Withholding Tax And Double Taxation Agreements

April 16, 2021 12:22 am

Bulgaria Tax agreements and international agreements A refund request must be made to the national tax authorities at the home of the withholding agent. Double taxation agreements (DBAs) are contracts between two or more countries to avoid international double taxation between income and wealth. The main objective of the DBA is to distribute the right of taxation among the contracting countries, to avoid differences, to guarantee equal rights and security of taxpayers and to prevent tax evasion. In recent years [when?], the evolution of foreign investment by Chinese companies has increased rapidly and has developed quite influentially. As a result, cross-border tax treatment is becoming one of China`s major financial and commercial projects, and cross-border tax problems are growing. In order to solve these problems, multilateral tax treaties between countries that can legally help businesses on both sides avoid double taxation and find solutions to tax issues are put in place. In order to implement China`s “comprehensive” strategy and to help domestic companies adapt to globalization, China has committed to promoting and signing multilateral tax agreements with other countries in order to achieve common interests. At the end of November 2016, China officially signed 102 double taxation agreements. 98 of them have already come into force. In addition, China has signed an agreement to avoid double taxation with Hong Kong and the Macao Special Administrative Region. China also signed an agreement in August 2015 to avoid double taxation with Taiwan, which has not yet entered into force. According to the Chinese tax administration, the first agreement to avoid double taxation was signed with Japan in September 1983. The last agreement was signed with Cambodia in October 2016.

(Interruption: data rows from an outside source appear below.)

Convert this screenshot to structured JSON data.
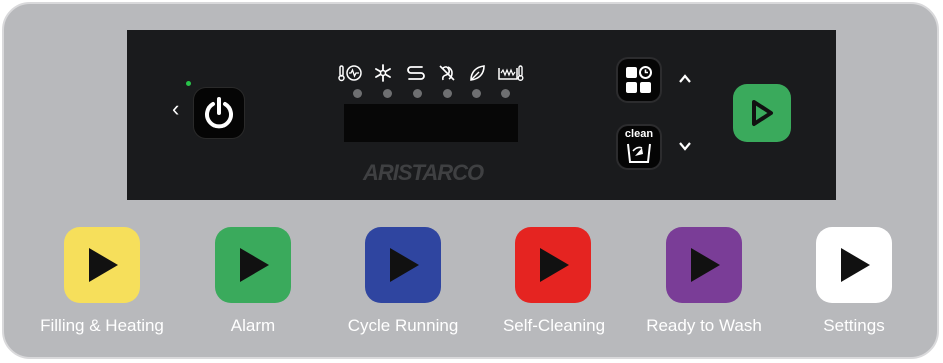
{
  "brand": "ARISTARCO",
  "mode_icons": [
    "thermometer-wave-icon",
    "snowflake-icon",
    "rinse-icon",
    "no-rinse-icon",
    "eco-leaf-icon",
    "tank-heat-icon"
  ],
  "controls": {
    "power": "power-icon",
    "programs": "programs-icon",
    "clean_label": "clean",
    "up": "chevron-up-icon",
    "down": "chevron-down-icon",
    "start": "play-icon"
  },
  "states": [
    {
      "label": "Filling & Heating",
      "color": "#f6df5b"
    },
    {
      "label": "Alarm",
      "color": "#3aaa5c"
    },
    {
      "label": "Cycle Running",
      "color": "#2f45a0"
    },
    {
      "label": "Self-Cleaning",
      "color": "#e52421"
    },
    {
      "label": "Ready to Wash",
      "color": "#7a3d97"
    },
    {
      "label": "Settings",
      "color": "#ffffff"
    }
  ]
}
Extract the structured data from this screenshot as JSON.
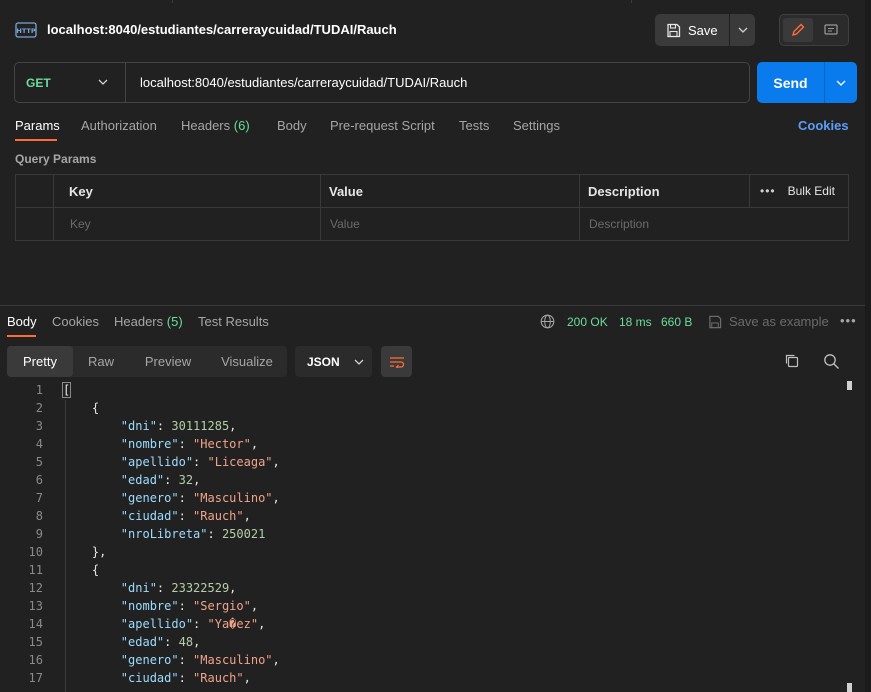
{
  "request": {
    "title": "localhost:8040/estudiantes/carreraycuidad/TUDAI/Rauch",
    "save_label": "Save",
    "method": "GET",
    "url": "localhost:8040/estudiantes/carreraycuidad/TUDAI/Rauch",
    "send_label": "Send"
  },
  "request_tabs": {
    "params": "Params",
    "authorization": "Authorization",
    "headers": "Headers",
    "headers_count": "(6)",
    "body": "Body",
    "prerequest": "Pre-request Script",
    "tests": "Tests",
    "settings": "Settings",
    "cookies": "Cookies"
  },
  "query_params": {
    "label": "Query Params",
    "headers": {
      "key": "Key",
      "value": "Value",
      "description": "Description",
      "bulk_edit": "Bulk Edit"
    },
    "placeholders": {
      "key": "Key",
      "value": "Value",
      "description": "Description"
    }
  },
  "response": {
    "tabs": {
      "body": "Body",
      "cookies": "Cookies",
      "headers": "Headers",
      "headers_count": "(5)",
      "test_results": "Test Results"
    },
    "status": "200 OK",
    "time": "18 ms",
    "size": "660 B",
    "save_example": "Save as example",
    "views": {
      "pretty": "Pretty",
      "raw": "Raw",
      "preview": "Preview",
      "visualize": "Visualize"
    },
    "format": "JSON"
  },
  "code_lines": [
    "[",
    "    {",
    "        \"dni\": 30111285,",
    "        \"nombre\": \"Hector\",",
    "        \"apellido\": \"Liceaga\",",
    "        \"edad\": 32,",
    "        \"genero\": \"Masculino\",",
    "        \"ciudad\": \"Rauch\",",
    "        \"nroLibreta\": 250021",
    "    },",
    "    {",
    "        \"dni\": 23322529,",
    "        \"nombre\": \"Sergio\",",
    "        \"apellido\": \"Ya�ez\",",
    "        \"edad\": 48,",
    "        \"genero\": \"Masculino\",",
    "        \"ciudad\": \"Rauch\","
  ],
  "colors": {
    "accent": "#ff6c37",
    "send": "#097bed",
    "success": "#6bdd9a",
    "link": "#5a9ef7"
  }
}
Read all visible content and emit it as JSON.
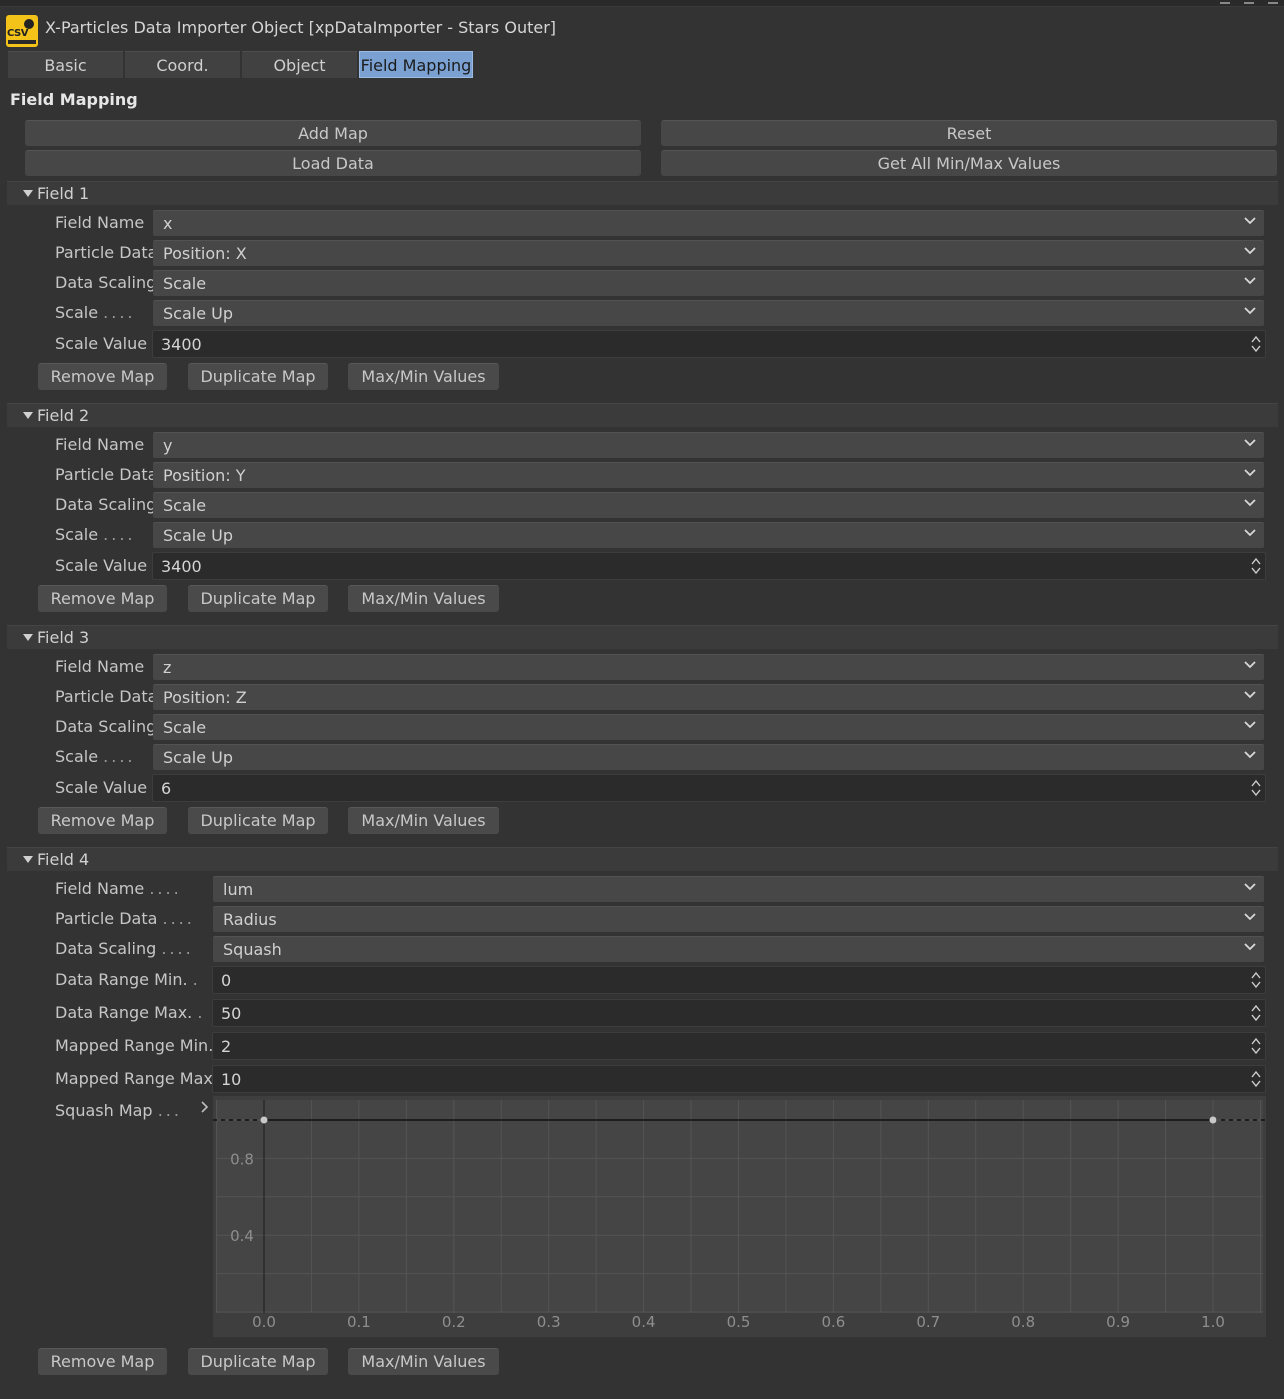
{
  "window": {
    "title": "X-Particles Data Importer Object [xpDataImporter - Stars Outer]",
    "icon_text": "CSV"
  },
  "tabs": [
    {
      "label": "Basic",
      "active": false
    },
    {
      "label": "Coord.",
      "active": false
    },
    {
      "label": "Object",
      "active": false
    },
    {
      "label": "Field Mapping",
      "active": true
    }
  ],
  "section": {
    "title": "Field Mapping"
  },
  "actions": {
    "add_map": "Add Map",
    "reset": "Reset",
    "load_data": "Load Data",
    "get_minmax": "Get All Min/Max Values"
  },
  "row_buttons": {
    "remove": "Remove Map",
    "duplicate": "Duplicate Map",
    "maxmin": "Max/Min Values"
  },
  "labels": {
    "field_name": "Field Name",
    "particle_data": "Particle Data",
    "data_scaling": "Data Scaling",
    "scale": "Scale",
    "scale_value": "Scale Value",
    "data_range_min": "Data Range Min.",
    "data_range_max": "Data Range Max.",
    "mapped_range_min": "Mapped Range Min.",
    "mapped_range_max": "Mapped Range Max.",
    "squash_map": "Squash Map"
  },
  "fields": [
    {
      "title": "Field 1",
      "field_name": "x",
      "particle_data": "Position: X",
      "data_scaling": "Scale",
      "scale": "Scale Up",
      "scale_value": "3400"
    },
    {
      "title": "Field 2",
      "field_name": "y",
      "particle_data": "Position: Y",
      "data_scaling": "Scale",
      "scale": "Scale Up",
      "scale_value": "3400"
    },
    {
      "title": "Field 3",
      "field_name": "z",
      "particle_data": "Position: Z",
      "data_scaling": "Scale",
      "scale": "Scale Up",
      "scale_value": "6"
    },
    {
      "title": "Field 4",
      "field_name": "lum",
      "particle_data": "Radius",
      "data_scaling": "Squash",
      "data_range_min": "0",
      "data_range_max": "50",
      "mapped_range_min": "2",
      "mapped_range_max": "10"
    }
  ],
  "chart_data": {
    "type": "line",
    "x": [
      0.0,
      1.0
    ],
    "y": [
      1.0,
      1.0
    ],
    "x_ticks": [
      "0.0",
      "0.1",
      "0.2",
      "0.3",
      "0.4",
      "0.5",
      "0.6",
      "0.7",
      "0.8",
      "0.9",
      "1.0"
    ],
    "y_ticks": [
      "0.4",
      "0.8"
    ],
    "xlim": [
      0,
      1
    ],
    "ylim": [
      0,
      1
    ],
    "grid": true,
    "colors": {
      "background": "#3e3e3e",
      "plot_bg": "#454545",
      "grid": "#545454",
      "line": "#111111",
      "point": "#c8c8c8"
    }
  }
}
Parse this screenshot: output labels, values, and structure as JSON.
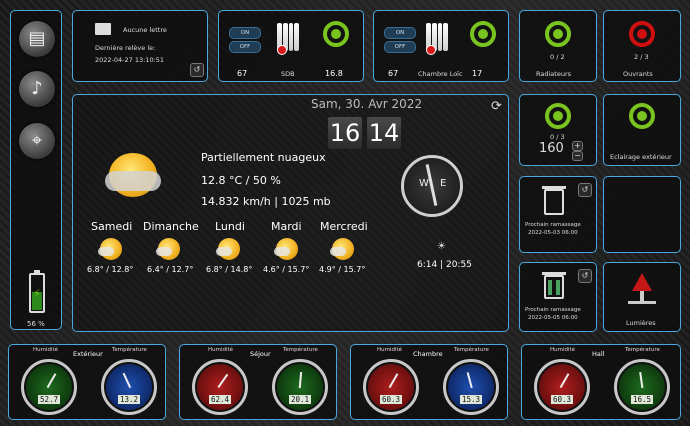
{
  "mail": {
    "title": "Aucune lettre",
    "label": "Dernière relève le:",
    "date": "2022-04-27 13:10:51"
  },
  "rooms": [
    {
      "on": "ON",
      "off": "OFF",
      "setpoint": "67",
      "name": "SDB",
      "temp": "16.8"
    },
    {
      "on": "ON",
      "off": "OFF",
      "setpoint": "67",
      "name": "Chambre Loïc",
      "temp": "17"
    }
  ],
  "tiles": {
    "radiateurs": {
      "count": "0 / 2",
      "label": "Radiateurs"
    },
    "ouvrants": {
      "count": "2 / 3",
      "label": "Ouvrants"
    },
    "eclairage": {
      "count": "0 / 3",
      "value": "160",
      "label": "Eclairage extérieur"
    },
    "ramassage1": {
      "label": "Prochain ramassage",
      "date": "2022-05-03 06:00"
    },
    "ramassage2": {
      "label": "Prochain ramassage",
      "date": "2022-05-05 06:00"
    },
    "lumieres": {
      "label": "Lumières"
    }
  },
  "sidebar": {
    "battery": "56 %"
  },
  "weather": {
    "date": "Sam, 30. Avr 2022",
    "hour": "16",
    "minute": "14",
    "condition": "Partiellement nuageux",
    "temp_hum": "12.8 °C / 50 %",
    "wind_pressure": "14.832 km/h | 1025 mb",
    "sun_times": "6:14 | 20:55",
    "forecast": [
      {
        "day": "Samedi",
        "range": "6.8° / 12.8°"
      },
      {
        "day": "Dimanche",
        "range": "6.4° / 12.7°"
      },
      {
        "day": "Lundi",
        "range": "6.8° / 14.8°"
      },
      {
        "day": "Mardi",
        "range": "4.6° / 15.7°"
      },
      {
        "day": "Mercredi",
        "range": "4.9° / 15.7°"
      }
    ]
  },
  "sensors": [
    {
      "room": "Extérieur",
      "hum_label": "Humidité",
      "temp_label": "Température",
      "hum": "52.7",
      "temp": "13.2",
      "hum_color": "green",
      "temp_color": "blue"
    },
    {
      "room": "Séjour",
      "hum_label": "Humidité",
      "temp_label": "Température",
      "hum": "62.4",
      "temp": "20.1",
      "hum_color": "red",
      "temp_color": "green"
    },
    {
      "room": "Chambre",
      "hum_label": "Humidité",
      "temp_label": "Température",
      "hum": "60.3",
      "temp": "15.3",
      "hum_color": "red",
      "temp_color": "blue"
    },
    {
      "room": "Hall",
      "hum_label": "Humidité",
      "temp_label": "Température",
      "hum": "60.3",
      "temp": "16.5",
      "hum_color": "red",
      "temp_color": "green"
    }
  ],
  "colors": {
    "border": "#4aa8e0",
    "on": "#7ac41f",
    "alert": "#d01010"
  }
}
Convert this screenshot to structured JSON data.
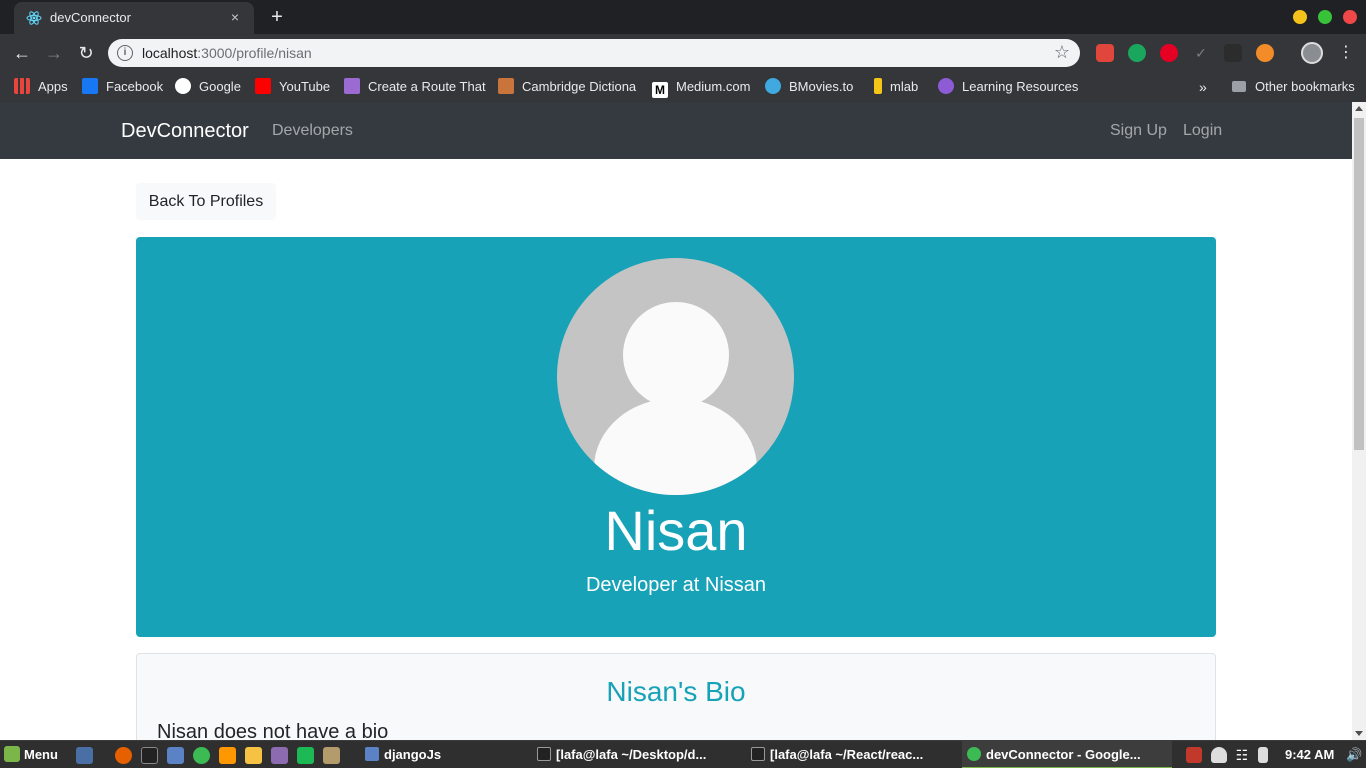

With regard to the situation of state disorganization, China would continue the agreement signed after the disruption. For example, in June 1987, China signed for the first time an agreement to avoid double taxation with the Socialist Republic of Czechoslovakia. In 1990, Czechoslovakia was divided into two countries, the Czech Republic and the Slovak Republic, and the initial agreement with the Czechoslovakian Socialist Republic was continuously used in two new countries.